"To-night, for the first time," he exclaimed hoarsely, "you speak in this fashion! Before, even if you were indifferent, marriage at least seemed possible to you. To-night you say that the truth has come to you. You look at me with different eyes. You draw back. You begin to feel, to understand. You are a woman to-night! Why? Answer me that! Why? Why to-night? Why not before? Why is it that to-night you have awakened? I will know! Look at me."
She was taken unawares, assailed suddenly, not only by his words but by those curious new sensations, her own, yet unfamiliar to her. It was civil war. A part of herself was in league with her accuser. She felt the blushes stain her cheeks. She looked imploringly at Maraton for help. He smiled at her reassuringly, delightfully.
"Children," he expostulated, "this is absurd! Off with you to your homes. These are small matters of which you speak."
His hands were courteously laid upon both of them. He led them to the door and pointed eastwards through the darkness.

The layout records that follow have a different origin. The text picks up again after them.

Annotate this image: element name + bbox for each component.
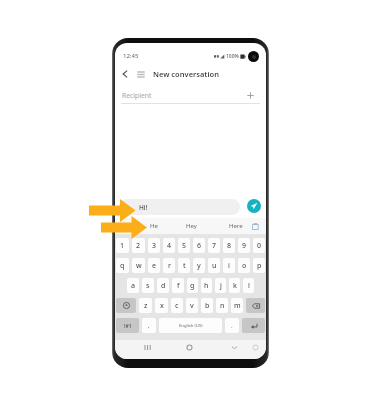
button[interactable]: Shift (116, 298, 136, 313)
button[interactable]: Contacts list (135, 64, 147, 84)
button[interactable]: 3 (148, 238, 160, 253)
button[interactable]: Home (183, 340, 196, 354)
staticText: l (248, 281, 250, 291)
button[interactable]: 1 (116, 238, 129, 253)
button[interactable]: Hide keyboard (249, 340, 262, 354)
staticText: Hey (186, 222, 197, 230)
staticText: y (197, 261, 201, 271)
staticText: 1 (120, 241, 125, 251)
button[interactable]: o (238, 258, 250, 273)
staticText: s (146, 281, 150, 291)
button[interactable]: !#1 (116, 318, 139, 333)
staticText: 100% (226, 53, 239, 60)
staticText: m (234, 301, 241, 311)
button[interactable]: v (186, 298, 198, 313)
button[interactable]: m (231, 298, 243, 313)
button[interactable]: Enter (242, 318, 265, 333)
staticText: x (160, 301, 164, 311)
button[interactable]: 5 (178, 238, 190, 253)
staticText: 9 (242, 241, 247, 251)
staticText: i (228, 261, 230, 271)
button[interactable]: p (253, 258, 265, 273)
button[interactable]: Back (119, 64, 131, 84)
staticText: . (231, 322, 233, 330)
button[interactable]: q (116, 258, 129, 273)
button[interactable]: 6 (193, 238, 205, 253)
staticText: j (220, 281, 222, 291)
staticText: 6 (197, 241, 202, 251)
staticText: 4 (167, 241, 172, 251)
button[interactable]: English (US) (159, 318, 222, 333)
button[interactable]: d (157, 278, 169, 293)
staticText: a (131, 281, 136, 291)
button[interactable]: j (215, 278, 226, 293)
staticText: v (190, 301, 194, 311)
button[interactable]: Back (228, 340, 241, 354)
staticText: n (220, 301, 225, 311)
button[interactable]: New conversation (153, 64, 219, 84)
button[interactable]: e (148, 258, 160, 273)
staticText: d (161, 281, 166, 291)
button[interactable]: Clipboard (249, 218, 262, 234)
button[interactable]: g (187, 278, 198, 293)
staticText: 8 (227, 241, 232, 251)
staticText: p (257, 261, 262, 271)
button[interactable]: He (143, 218, 165, 234)
button[interactable]: k (229, 278, 240, 293)
button[interactable]: Backspace (246, 298, 265, 313)
staticText: c (175, 301, 179, 311)
button[interactable]: Here (223, 218, 248, 234)
button[interactable]: Hi! (119, 199, 240, 215)
button[interactable]: s (142, 278, 154, 293)
button[interactable]: n (216, 298, 228, 313)
button[interactable]: y (193, 258, 205, 273)
button[interactable]: h (201, 278, 212, 293)
staticText: e (152, 261, 157, 271)
staticText: He (150, 222, 158, 230)
button[interactable]: Add recipient (245, 90, 256, 101)
button[interactable]: 8 (223, 238, 235, 253)
button[interactable]: x (155, 298, 168, 313)
button[interactable]: z (139, 298, 152, 313)
staticText: 3 (152, 241, 157, 251)
button[interactable]: 7 (208, 238, 220, 253)
button[interactable]: b (201, 298, 213, 313)
button[interactable]: a (127, 278, 139, 293)
button[interactable]: Hey (180, 218, 203, 234)
staticText: f (177, 281, 180, 291)
staticText: k (233, 281, 237, 291)
button[interactable]: 9 (238, 238, 250, 253)
button[interactable]: i (223, 258, 235, 273)
staticText: Here (229, 222, 243, 230)
staticText: r (168, 261, 171, 271)
button[interactable]: . (225, 318, 239, 333)
staticText: q (120, 261, 125, 271)
button[interactable]: c (171, 298, 183, 313)
button[interactable]: Recent apps (141, 340, 154, 354)
staticText: 12:45 (123, 52, 139, 60)
button[interactable]: u (208, 258, 220, 273)
button[interactable]: w (132, 258, 145, 273)
button[interactable]: f (172, 278, 184, 293)
staticText: h (204, 281, 209, 291)
button[interactable]: t (178, 258, 190, 273)
staticText: New conversation (153, 69, 219, 79)
staticText: 0 (257, 241, 262, 251)
staticText: , (148, 322, 150, 330)
button[interactable]: 0 (253, 238, 265, 253)
staticText: w (136, 261, 142, 271)
staticText: 5 (182, 241, 187, 251)
button[interactable]: 2 (132, 238, 145, 253)
button[interactable]: Send (247, 199, 261, 213)
staticText: u (212, 261, 217, 271)
staticText: Hi! (139, 203, 148, 212)
staticText: g (190, 281, 195, 291)
button[interactable]: 4 (163, 238, 175, 253)
button[interactable]: , (142, 318, 156, 333)
staticText: Recipient (122, 91, 152, 100)
button[interactable]: r (163, 258, 175, 273)
button[interactable]: l (243, 278, 254, 293)
staticText: 7 (212, 241, 217, 251)
staticText: English (US) (179, 323, 203, 329)
staticText: !#1 (124, 322, 132, 329)
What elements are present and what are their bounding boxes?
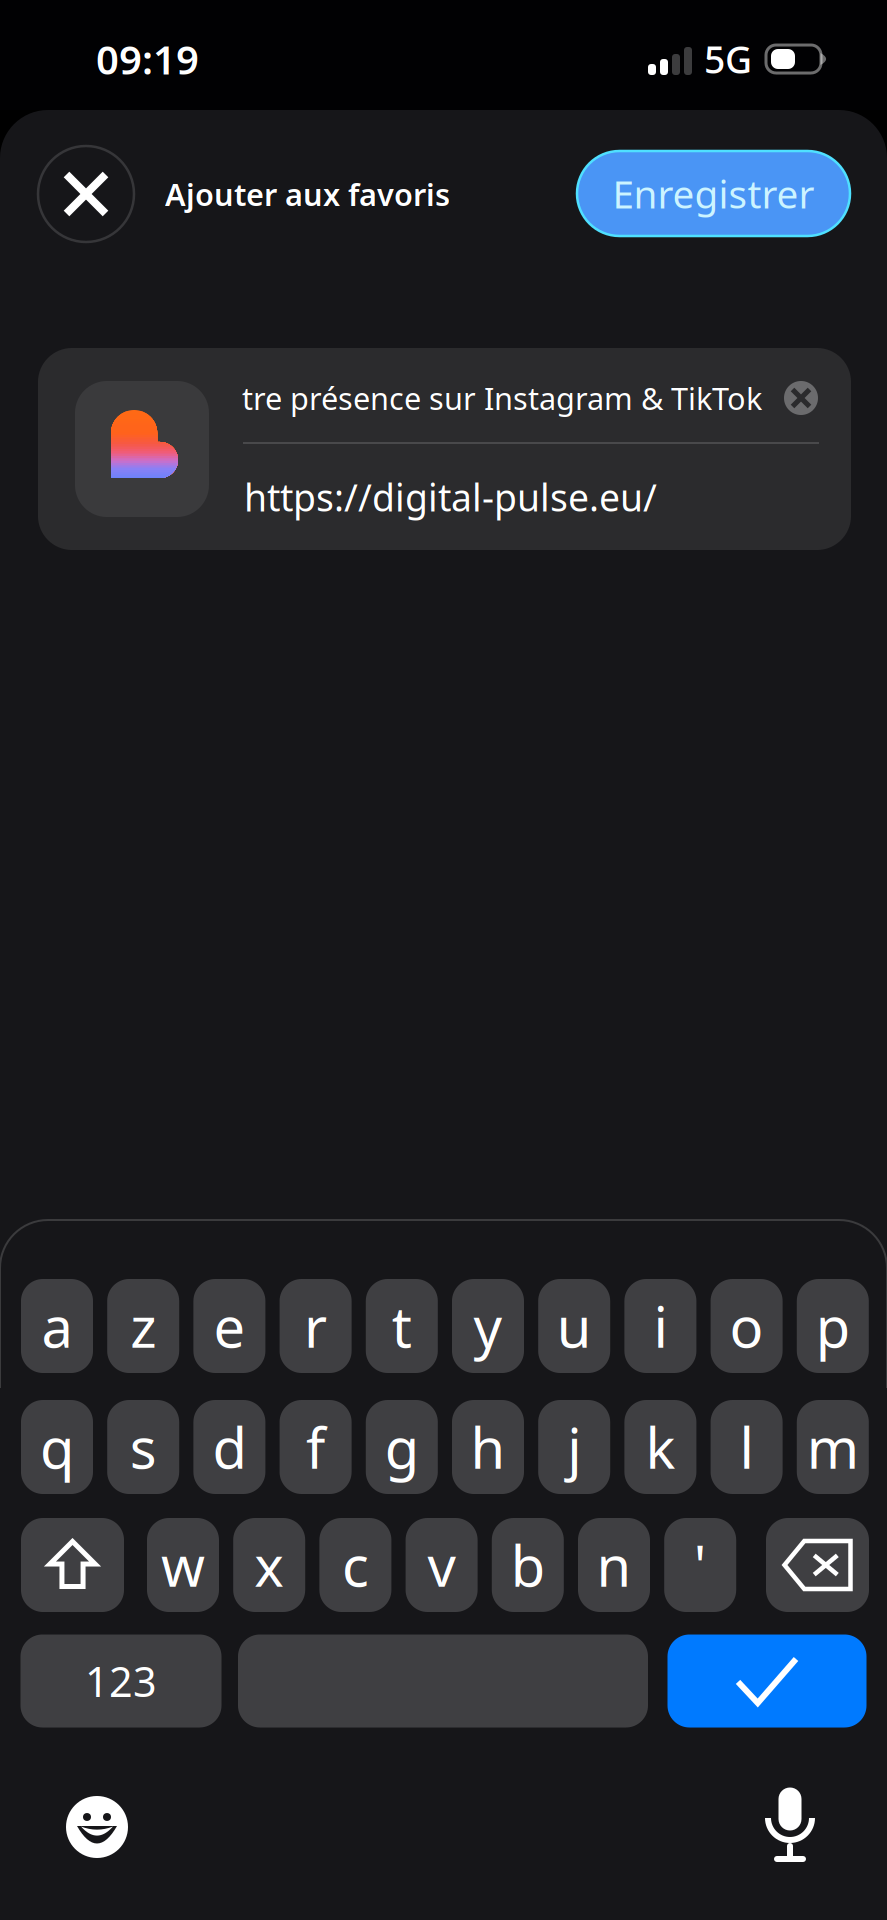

"Think of the morning. Think of the human beings who wake in a few hours, only to bend their bodies once more to the yoke. The other things are but trifles."
She looked back at him from the corner of the Square, a straight, impassive figure in a little halo of soft light. There was a catch in her heart. Her companion's words were surely spoken in some foreign tongue.
"We have got to have this out, Julia," he was saying. "If anybody or anything has come between us, there's going to be trouble. If that's the great Maraton, with his swagger evening clothes and big house, well, he's not the man for our job, and I shan't mind being the first to tell him so."
She glanced at him, for a moment, almost in wonder. Was he indeed so small, so insignificant?
"There are many paths," she said softly, "which lead to the light. Ours may be best suited to ourselves but it may not be the only one. It is not for you or for me to judge."
Richard Graveling talked on, doing his cause harm with every word he uttered. Julia relapsed into silence; soon she did not even hear his words. They rode for some distance on an omnibus through the city, now shrouded and silent. At the corner of the street where she had her humble lodgings, he left her.